Emotional Noise

I thought I knew what Autism was; a close male relative was diagnosed with Aspergers when he was a young child, I watched him grow from a baby to the amazing young man he is now.

As it turned out, I didn’t know very much at all and what I did know was based on outdated stereotypes. For example, Autistic people have no empathy.

This last year has been a bit of a roller coaster ride, perhaps some may say it has been a journey of enlightenment, one which started with trying to overcome my social anxiety.

Okay, perhaps ‘a journey of enlightenment’ is a bit steep, I’m still trying to figure things out, im still learning what’s what and trying to change the way I see myself. I am still trying to work out how I feel about possibly being Autistic; I am currently on the waiting list for an assessment, but from what I have read and talking it through in therapy I think its pretty certain I will end up with a diagnosis. I am pretty certain I am Autistic.

Empathy and Emotions

I will let you in on a little secret.

Autistic people do have empathy!

To much empathy perhaps. Its one of the reasons I struggle with groups of people, I can feel the emotions they are experiencing, I can sense it in the atmosphere and I take it on board. When you can feel a mixture of different emotions from different people all at once it becomes confusing, the intensity of them often leaves me feeling overwhelmed and with a strong need to escape.

Afterwards, trying to decipher which emotions were mine to begin with and which belong to other people is rather difficult. It can take a while.

Which is why I avoid busy places when possible. Social Anxiety has ruled my life for so long.

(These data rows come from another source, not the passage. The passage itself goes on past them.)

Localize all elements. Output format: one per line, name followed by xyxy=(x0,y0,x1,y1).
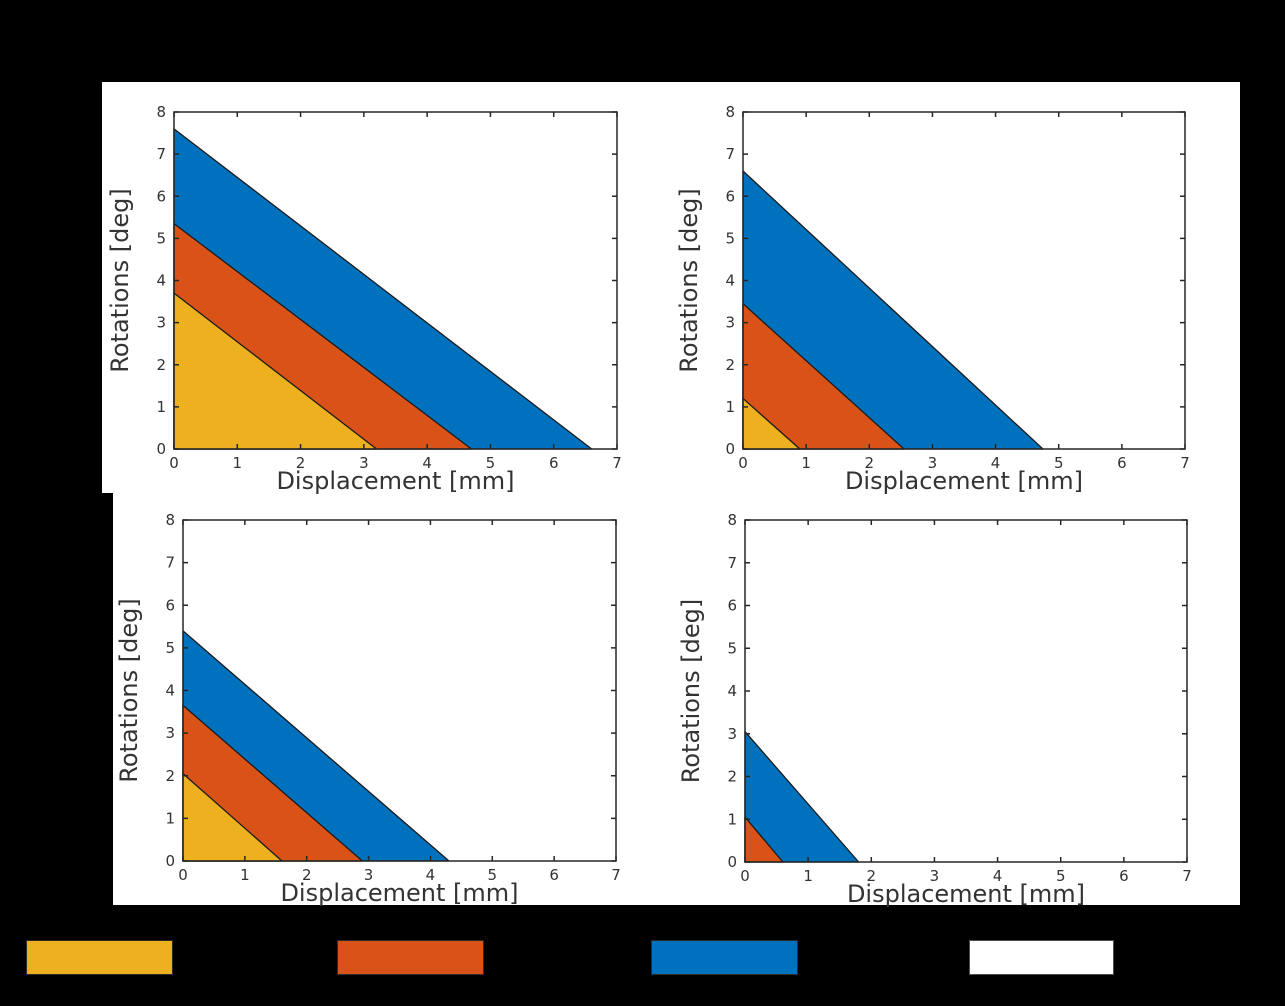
x-tick-label: 2 xyxy=(302,866,312,884)
y-tick-label: 6 xyxy=(165,596,175,614)
y-tick-label: 0 xyxy=(165,852,175,870)
x-tick-label: 1 xyxy=(801,454,811,472)
y-tick-label: 6 xyxy=(156,187,166,205)
subplot-bottom-right: 0 1 2 3 4 5 6 7 0 1 2 3 4 5 6 7 8 Displacement [mm] Rotati… xyxy=(677,511,1192,908)
x-tick-label: 5 xyxy=(1056,867,1066,885)
y-tick-label: 8 xyxy=(727,511,737,529)
x-tick-label: 7 xyxy=(1180,454,1190,472)
y-tick-label: 0 xyxy=(156,440,166,458)
x-tick-label: 3 xyxy=(364,866,374,884)
legend-swatch-blue xyxy=(651,940,798,975)
x-tick-label: 1 xyxy=(240,866,250,884)
y-tick-label: 8 xyxy=(725,103,735,121)
subplot-top-right: 0 1 2 3 4 5 6 7 0 1 2 3 4 5 6 7 8 Displacement [mm] Rotati… xyxy=(675,103,1190,495)
x-tick-label: 5 xyxy=(486,454,496,472)
y-tick-label: 2 xyxy=(727,768,737,786)
y-tick-label: 1 xyxy=(725,398,735,416)
y-tick-label: 1 xyxy=(727,810,737,828)
y-tick-label: 3 xyxy=(727,725,737,743)
y-tick-label: 4 xyxy=(156,272,166,290)
subplot-bottom-left: 0 1 2 3 4 5 6 7 0 1 2 3 4 5 6 7 8 Displacement [mm] Rotati… xyxy=(115,511,621,907)
y-tick-label: 0 xyxy=(725,440,735,458)
x-tick-label: 6 xyxy=(549,866,559,884)
x-tick-label: 4 xyxy=(993,867,1003,885)
x-tick-label: 7 xyxy=(611,866,621,884)
y-tick-label: 2 xyxy=(725,356,735,374)
x-tick-label: 3 xyxy=(930,867,940,885)
x-tick-label: 0 xyxy=(169,454,179,472)
x-axis-label: Displacement [mm] xyxy=(847,880,1085,908)
y-tick-label: 5 xyxy=(156,229,166,247)
y-tick-label: 6 xyxy=(727,597,737,615)
x-tick-label: 1 xyxy=(233,454,243,472)
x-axis-label: Displacement [mm] xyxy=(280,879,518,907)
y-tick-label: 8 xyxy=(156,103,166,121)
y-tick-label: 7 xyxy=(156,145,166,163)
x-tick-label: 0 xyxy=(740,867,750,885)
y-tick-label: 1 xyxy=(156,398,166,416)
x-tick-label: 5 xyxy=(488,866,498,884)
subplot-top-left: 0 1 2 3 4 5 6 7 0 1 2 3 4 5 6 7 8 Displacement [mm] Rotati… xyxy=(106,103,622,495)
y-tick-label: 7 xyxy=(725,145,735,163)
x-tick-label: 2 xyxy=(296,454,306,472)
x-tick-label: 3 xyxy=(359,454,369,472)
y-tick-label: 5 xyxy=(725,229,735,247)
x-tick-label: 0 xyxy=(178,866,188,884)
y-tick-label: 5 xyxy=(165,639,175,657)
y-tick-label: 1 xyxy=(165,809,175,827)
x-tick-label: 0 xyxy=(738,454,748,472)
legend-swatch-yellow xyxy=(26,940,173,975)
y-tick-label: 4 xyxy=(727,682,737,700)
x-tick-label: 2 xyxy=(865,454,875,472)
y-tick-label: 6 xyxy=(725,187,735,205)
x-tick-label: 6 xyxy=(1119,867,1129,885)
y-tick-label: 2 xyxy=(165,767,175,785)
y-tick-label: 3 xyxy=(725,314,735,332)
y-tick-label: 2 xyxy=(156,356,166,374)
y-tick-label: 4 xyxy=(725,272,735,290)
y-tick-label: 5 xyxy=(727,639,737,657)
legend-swatch-white xyxy=(969,940,1114,975)
y-axis-label: Rotations [deg] xyxy=(106,188,134,372)
y-tick-label: 3 xyxy=(156,314,166,332)
y-axis-label: Rotations [deg] xyxy=(675,188,703,372)
legend-swatch-orange xyxy=(337,940,484,975)
y-axis-label: Rotations [deg] xyxy=(677,599,705,783)
y-tick-label: 4 xyxy=(165,682,175,700)
y-tick-label: 8 xyxy=(165,511,175,529)
x-tick-label: 2 xyxy=(867,867,877,885)
x-tick-label: 6 xyxy=(1117,454,1127,472)
x-tick-label: 6 xyxy=(549,454,559,472)
x-tick-label: 7 xyxy=(1182,867,1192,885)
y-tick-label: 3 xyxy=(165,724,175,742)
y-axis-label: Rotations [deg] xyxy=(115,598,143,782)
y-tick-label: 7 xyxy=(727,554,737,572)
x-tick-label: 7 xyxy=(612,454,622,472)
x-tick-label: 4 xyxy=(422,454,432,472)
x-tick-label: 5 xyxy=(1054,454,1064,472)
x-tick-label: 4 xyxy=(991,454,1001,472)
x-tick-label: 3 xyxy=(928,454,938,472)
x-tick-label: 1 xyxy=(803,867,813,885)
y-tick-label: 7 xyxy=(165,554,175,572)
x-axis-label: Displacement [mm] xyxy=(276,467,514,495)
y-tick-label: 0 xyxy=(727,853,737,871)
x-tick-label: 4 xyxy=(426,866,436,884)
x-axis-label: Displacement [mm] xyxy=(845,467,1083,495)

I used to think it was an Anxiety thing, long before I knew about Autism, but no-one I spoke to about it understood what I meant, in fact the looks of skepticism I received put me off talking about it.

Even with one or two people I pick up on their emotions. Sometimes it is a really handy tool to have, I can tell when someone is lying to me for instance. But, it can also create its own confusion, when the emotion I feel from someone doesn’t match their body language or expressions it can result in misunderstandings. Which, let’s face it, is a lot of the time. People try to hide what they are feeling around others don’t they.

I struggle with my own emotions, Anxiety, Sadness, Fear, Anger, excitement, Stress to name a few, are all strong emotions and felt deeply. Sometimes I struggle to work out exactly what it is I am feeling, more so when I feel a variety of strong emotions at once. The intensity of them floor me. When I feel trapped in the midst of these emotions, there is no hope of me trying to explain to others what I am feeling because putting it into words is just to difficult.

It has been 4 months since the bombshell of Autism was dropped (it feels so much longer than that), I have experienced a mixture of emotions, fear and grief were a big part of that, but now I am a little more positive. As someone quite rightly pointed out to me, I am still the same person I have always been, I just have a greater understanding of my difficulties and strengths.

The Journey ahead

I am the type of person who likes to know how things work, Mental Health and Psychology …………………….. I have read tons of books and explored the Internet on. I am currently doing my second Mental Health course.

I now have a greater understanding of why I do what I do and why I react to certain situations the way I do, but I don’t know how I am supposed to overcome it and live with it. I wish there was a manual that told you how, but no such luck, so I am going to have to figure it out for myself.

Looking back over my life I am able to understand certain aspects better, like the difficulties I experienced at school or at work or with people. Some of it could have been down to emotional noise or sensitivity to sound and smell, some of it Anxiety and PTSD, but I have no idea how I am meant to deal with those reactions in the here and now, as they happen. How do I stop them from happening and not beating myself up over them when they do.